Banding confused me less than trample STILL confuses my brother (side note: Rampage was the first ability I really figured out)
they took it out because they wanted to. they said ti was too complicated, but compared to APNAP and "if" trigger effects, banding is a walk in the playground.
Nyx; I think you're misinterpreting "group". It means "one or more". Check out this rule:
I was trying to get out to D'angelos site but it must have been down yesterday. I thought that banding to defend didn't depend on a group under the new rules. I was starting to question if I understood it properly. Thanks again
I was under the impression that's how banding worked ALL the time.
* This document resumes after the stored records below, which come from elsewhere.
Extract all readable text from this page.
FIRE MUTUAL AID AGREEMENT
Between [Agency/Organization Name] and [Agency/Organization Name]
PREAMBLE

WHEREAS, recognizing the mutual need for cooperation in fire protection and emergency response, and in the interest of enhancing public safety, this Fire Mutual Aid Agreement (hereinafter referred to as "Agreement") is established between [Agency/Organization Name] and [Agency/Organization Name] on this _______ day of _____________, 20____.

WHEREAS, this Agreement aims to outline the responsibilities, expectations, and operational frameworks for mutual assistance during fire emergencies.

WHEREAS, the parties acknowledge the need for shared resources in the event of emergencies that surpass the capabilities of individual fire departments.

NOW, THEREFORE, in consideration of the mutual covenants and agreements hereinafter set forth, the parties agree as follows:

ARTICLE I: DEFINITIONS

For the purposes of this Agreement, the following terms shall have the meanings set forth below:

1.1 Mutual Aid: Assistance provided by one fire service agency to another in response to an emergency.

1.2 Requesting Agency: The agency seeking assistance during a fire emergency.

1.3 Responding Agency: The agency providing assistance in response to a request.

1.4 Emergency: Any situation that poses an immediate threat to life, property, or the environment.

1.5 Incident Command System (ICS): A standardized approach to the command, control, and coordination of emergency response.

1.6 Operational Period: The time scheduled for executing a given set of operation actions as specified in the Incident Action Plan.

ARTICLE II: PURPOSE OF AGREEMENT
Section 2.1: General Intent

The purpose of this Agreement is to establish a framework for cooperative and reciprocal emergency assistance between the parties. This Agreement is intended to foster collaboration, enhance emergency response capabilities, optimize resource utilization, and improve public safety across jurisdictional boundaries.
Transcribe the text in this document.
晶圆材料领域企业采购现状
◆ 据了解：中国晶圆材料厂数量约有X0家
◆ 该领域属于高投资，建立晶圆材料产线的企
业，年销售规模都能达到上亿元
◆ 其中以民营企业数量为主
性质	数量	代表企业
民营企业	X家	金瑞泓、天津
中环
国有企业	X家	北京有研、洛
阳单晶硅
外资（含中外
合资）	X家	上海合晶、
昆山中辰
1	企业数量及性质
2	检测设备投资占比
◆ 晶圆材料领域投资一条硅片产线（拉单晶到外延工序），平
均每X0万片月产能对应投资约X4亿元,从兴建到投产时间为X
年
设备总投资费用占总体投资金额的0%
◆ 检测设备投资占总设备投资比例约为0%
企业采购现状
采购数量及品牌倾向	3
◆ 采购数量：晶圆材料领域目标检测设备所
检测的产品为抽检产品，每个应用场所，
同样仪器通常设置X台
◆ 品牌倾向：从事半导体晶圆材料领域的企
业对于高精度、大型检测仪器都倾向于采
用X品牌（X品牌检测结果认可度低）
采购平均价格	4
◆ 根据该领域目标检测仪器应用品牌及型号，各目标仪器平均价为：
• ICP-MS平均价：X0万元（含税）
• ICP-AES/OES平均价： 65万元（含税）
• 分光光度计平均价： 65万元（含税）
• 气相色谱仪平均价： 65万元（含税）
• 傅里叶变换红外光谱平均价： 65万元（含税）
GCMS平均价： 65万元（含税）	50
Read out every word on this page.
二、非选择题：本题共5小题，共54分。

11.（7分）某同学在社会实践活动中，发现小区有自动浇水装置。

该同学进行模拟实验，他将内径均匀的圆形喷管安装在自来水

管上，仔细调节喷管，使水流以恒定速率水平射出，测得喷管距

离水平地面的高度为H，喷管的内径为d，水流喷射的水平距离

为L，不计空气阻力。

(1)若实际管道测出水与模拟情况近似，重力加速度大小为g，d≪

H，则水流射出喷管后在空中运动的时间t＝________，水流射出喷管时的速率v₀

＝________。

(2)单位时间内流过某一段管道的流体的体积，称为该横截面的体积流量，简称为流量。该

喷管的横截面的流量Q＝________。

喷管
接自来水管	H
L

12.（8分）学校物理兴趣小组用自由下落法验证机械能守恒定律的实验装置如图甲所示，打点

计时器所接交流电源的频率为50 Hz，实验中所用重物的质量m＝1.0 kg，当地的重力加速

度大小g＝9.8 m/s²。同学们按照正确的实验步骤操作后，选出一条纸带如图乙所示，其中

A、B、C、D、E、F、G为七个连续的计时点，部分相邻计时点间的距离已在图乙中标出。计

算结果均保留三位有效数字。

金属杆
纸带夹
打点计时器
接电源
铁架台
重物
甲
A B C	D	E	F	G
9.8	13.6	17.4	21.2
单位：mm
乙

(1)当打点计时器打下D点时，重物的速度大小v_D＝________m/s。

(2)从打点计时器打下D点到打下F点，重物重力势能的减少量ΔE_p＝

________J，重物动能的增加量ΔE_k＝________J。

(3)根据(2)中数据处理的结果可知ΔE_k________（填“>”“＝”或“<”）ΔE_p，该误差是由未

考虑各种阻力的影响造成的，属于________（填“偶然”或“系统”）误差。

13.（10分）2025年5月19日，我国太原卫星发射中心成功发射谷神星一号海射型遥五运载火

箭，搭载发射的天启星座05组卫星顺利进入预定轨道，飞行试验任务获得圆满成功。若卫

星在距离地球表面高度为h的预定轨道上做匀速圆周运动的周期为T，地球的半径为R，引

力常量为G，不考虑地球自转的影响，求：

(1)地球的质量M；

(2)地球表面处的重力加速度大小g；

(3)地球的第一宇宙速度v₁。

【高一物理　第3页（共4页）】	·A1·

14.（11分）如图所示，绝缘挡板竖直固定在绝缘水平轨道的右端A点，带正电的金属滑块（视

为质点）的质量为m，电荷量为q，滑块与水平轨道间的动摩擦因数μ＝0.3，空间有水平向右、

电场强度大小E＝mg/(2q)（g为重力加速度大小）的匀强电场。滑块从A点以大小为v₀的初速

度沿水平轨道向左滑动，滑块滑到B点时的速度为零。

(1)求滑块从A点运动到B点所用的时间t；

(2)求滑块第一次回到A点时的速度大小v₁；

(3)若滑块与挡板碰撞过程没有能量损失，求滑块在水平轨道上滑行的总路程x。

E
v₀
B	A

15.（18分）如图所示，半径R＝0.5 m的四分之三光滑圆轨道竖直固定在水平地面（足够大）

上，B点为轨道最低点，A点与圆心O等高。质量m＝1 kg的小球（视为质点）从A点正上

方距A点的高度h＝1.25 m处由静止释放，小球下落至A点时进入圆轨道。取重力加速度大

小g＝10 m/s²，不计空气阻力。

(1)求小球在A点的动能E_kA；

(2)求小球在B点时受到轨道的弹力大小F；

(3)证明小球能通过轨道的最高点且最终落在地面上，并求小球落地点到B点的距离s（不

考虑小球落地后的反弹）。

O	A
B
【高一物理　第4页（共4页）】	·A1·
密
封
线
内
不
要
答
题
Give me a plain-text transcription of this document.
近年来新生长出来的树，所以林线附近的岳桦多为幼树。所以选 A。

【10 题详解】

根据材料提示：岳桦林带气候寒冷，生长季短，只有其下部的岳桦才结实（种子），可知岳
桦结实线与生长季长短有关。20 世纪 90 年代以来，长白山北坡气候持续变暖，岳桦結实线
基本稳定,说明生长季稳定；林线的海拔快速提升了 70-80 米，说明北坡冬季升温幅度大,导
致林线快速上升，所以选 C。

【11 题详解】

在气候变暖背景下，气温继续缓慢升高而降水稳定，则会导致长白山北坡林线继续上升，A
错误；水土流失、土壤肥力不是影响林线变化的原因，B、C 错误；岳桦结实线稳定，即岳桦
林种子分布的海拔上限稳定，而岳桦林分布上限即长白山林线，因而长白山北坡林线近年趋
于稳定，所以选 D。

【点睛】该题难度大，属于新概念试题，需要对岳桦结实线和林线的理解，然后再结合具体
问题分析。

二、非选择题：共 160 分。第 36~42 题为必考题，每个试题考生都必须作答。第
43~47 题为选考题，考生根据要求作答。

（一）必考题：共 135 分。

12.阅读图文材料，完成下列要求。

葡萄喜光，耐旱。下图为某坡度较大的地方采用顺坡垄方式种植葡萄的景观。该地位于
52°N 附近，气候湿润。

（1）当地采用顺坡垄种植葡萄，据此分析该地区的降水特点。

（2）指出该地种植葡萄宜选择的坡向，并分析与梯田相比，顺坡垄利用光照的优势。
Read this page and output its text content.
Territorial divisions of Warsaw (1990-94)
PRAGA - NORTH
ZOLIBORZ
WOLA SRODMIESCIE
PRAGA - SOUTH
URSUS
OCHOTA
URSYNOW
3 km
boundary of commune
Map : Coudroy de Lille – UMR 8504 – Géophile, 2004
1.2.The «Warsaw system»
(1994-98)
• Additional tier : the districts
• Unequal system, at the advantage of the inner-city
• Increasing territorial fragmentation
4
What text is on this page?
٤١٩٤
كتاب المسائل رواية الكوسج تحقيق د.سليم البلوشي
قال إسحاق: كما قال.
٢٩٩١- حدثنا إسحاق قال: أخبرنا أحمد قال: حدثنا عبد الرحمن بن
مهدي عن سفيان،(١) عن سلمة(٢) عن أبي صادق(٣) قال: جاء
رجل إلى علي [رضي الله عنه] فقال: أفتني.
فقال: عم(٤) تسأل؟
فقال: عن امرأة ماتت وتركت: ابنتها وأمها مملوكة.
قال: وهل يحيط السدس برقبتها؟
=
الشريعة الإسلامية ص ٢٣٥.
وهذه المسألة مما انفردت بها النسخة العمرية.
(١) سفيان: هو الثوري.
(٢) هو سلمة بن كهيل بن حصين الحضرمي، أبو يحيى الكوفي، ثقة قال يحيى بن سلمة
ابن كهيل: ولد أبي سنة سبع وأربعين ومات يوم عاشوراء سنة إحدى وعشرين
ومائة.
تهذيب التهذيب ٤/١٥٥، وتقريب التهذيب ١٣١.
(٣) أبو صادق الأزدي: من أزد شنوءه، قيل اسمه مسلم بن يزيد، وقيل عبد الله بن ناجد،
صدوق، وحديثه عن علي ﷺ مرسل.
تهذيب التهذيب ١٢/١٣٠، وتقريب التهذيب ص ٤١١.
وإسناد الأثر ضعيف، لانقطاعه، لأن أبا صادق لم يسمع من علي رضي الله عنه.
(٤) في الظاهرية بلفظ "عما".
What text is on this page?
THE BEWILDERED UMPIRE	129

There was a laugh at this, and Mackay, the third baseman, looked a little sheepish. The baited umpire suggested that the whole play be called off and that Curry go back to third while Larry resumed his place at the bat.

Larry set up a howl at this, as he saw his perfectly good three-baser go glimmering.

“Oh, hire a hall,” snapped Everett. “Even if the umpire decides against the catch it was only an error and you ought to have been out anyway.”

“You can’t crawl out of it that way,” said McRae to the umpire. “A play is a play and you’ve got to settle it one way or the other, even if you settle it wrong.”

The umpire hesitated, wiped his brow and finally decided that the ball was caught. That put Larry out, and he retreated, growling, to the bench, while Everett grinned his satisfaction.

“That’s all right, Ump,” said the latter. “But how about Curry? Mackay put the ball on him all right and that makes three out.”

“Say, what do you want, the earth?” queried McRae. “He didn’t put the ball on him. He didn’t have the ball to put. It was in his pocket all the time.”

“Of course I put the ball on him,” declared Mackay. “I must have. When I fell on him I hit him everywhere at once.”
One thing that DOES bug me is that I thought that if a Timber Wolves and Basilisk were banded together attacking and someone blocks the Wolves, the Basilisk's ability DIDN'T trigger. But that may have been under the old rules 'cause I can't find anything that says it happens that way. All of the blocking rules say to treat all creatures as if blocked (and imply abilities trigger). I may have to dig up those two old Duelists with banding explained in them.
Never mind, I found the rule. Apparently this is it:
However, it's from '99, so maybe the way I thought it worked DID work in the past. But I guess it's changed now...
at least that was the way we use to play it. It was not very clear. But when you blocked a creature you were only blocking that creature and not any that were banded with it for triggered effects.
Even now, we can't come to any kind of easy decision as to how Banding works in assorted situations. This is precisely why Banding was taken out of the basic set; it's just too confusing.